Il est 7h30, je me réveille. Je sais, j’ai encore fait ce rêve étrange et pénétrant d’une espèce inconnue. Que j’aime et qui m’aime…
Je me réveille, dis-je… En fait, j’utilise déjà ici, par habitude, une première locution qui s’avère inappropriée : je ne me réveille pas ; c’est l’application ‘réveil’ qui s’en est chargé… Aucune décision de ma part. Il m’arrive évidemment de me réveiller par moi-même et à l’heure souhaitée, en ‘programmant’ la veille mon horloge interne : « il faut que tu te réveilles demain à 7h30, mon ami ! Tu as ceci ou cela à faire demain. »

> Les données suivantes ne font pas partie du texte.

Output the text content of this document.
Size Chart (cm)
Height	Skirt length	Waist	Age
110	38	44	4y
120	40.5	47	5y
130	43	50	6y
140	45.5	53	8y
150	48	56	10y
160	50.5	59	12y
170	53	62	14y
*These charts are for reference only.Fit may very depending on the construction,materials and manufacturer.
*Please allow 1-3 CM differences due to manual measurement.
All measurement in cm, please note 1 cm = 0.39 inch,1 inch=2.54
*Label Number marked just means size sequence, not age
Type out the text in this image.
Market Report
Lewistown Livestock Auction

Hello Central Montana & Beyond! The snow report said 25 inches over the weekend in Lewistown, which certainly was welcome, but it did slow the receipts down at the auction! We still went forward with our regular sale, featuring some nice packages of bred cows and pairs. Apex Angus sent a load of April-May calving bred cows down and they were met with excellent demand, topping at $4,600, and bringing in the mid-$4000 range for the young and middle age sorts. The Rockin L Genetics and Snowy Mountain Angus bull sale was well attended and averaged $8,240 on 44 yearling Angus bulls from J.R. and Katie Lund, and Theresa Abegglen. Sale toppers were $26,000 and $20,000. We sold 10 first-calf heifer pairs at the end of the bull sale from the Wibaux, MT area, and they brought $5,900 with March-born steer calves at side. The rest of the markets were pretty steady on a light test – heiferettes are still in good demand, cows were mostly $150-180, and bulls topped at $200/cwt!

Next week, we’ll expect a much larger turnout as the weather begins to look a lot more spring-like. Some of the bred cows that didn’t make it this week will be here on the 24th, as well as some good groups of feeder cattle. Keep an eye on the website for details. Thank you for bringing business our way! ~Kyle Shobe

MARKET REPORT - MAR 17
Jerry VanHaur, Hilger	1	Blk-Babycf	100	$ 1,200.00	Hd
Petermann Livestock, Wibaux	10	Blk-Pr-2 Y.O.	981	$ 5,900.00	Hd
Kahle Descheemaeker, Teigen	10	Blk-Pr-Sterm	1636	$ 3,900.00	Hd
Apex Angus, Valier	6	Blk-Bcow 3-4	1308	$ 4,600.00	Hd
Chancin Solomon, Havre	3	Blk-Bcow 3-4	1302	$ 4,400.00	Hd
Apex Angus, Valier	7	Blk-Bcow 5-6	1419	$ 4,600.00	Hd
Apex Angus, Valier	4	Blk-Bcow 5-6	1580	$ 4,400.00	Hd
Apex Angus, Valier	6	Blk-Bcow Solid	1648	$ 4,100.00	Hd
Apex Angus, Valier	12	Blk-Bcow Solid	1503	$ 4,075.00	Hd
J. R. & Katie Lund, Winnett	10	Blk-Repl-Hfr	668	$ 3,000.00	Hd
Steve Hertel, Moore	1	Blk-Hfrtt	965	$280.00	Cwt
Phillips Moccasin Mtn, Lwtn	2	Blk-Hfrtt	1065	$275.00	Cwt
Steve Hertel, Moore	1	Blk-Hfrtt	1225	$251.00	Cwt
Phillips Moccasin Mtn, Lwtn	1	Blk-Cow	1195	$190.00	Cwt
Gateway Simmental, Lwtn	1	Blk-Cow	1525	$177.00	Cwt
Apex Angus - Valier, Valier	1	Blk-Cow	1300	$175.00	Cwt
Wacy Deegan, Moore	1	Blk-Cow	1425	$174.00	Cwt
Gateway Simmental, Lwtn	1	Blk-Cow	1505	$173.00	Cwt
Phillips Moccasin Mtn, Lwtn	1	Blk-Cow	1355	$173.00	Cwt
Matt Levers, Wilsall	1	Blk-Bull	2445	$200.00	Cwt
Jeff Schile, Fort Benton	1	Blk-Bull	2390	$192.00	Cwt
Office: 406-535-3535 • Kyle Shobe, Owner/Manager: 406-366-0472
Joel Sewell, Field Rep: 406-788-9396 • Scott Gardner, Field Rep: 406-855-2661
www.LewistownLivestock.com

En descendant l’escalier vers la cuisine du rez-de-chaussée, je remarque que notre Labrador m’accompagne : il ‘veut’ sortir et soulager sa vessie. Là encore, il ne s’agit d’une décision librement préparée ni pour mon fidèle compagnon ni pour moi. Un besoin physiologique pour l’un, et un soutien empathique pour l’autre.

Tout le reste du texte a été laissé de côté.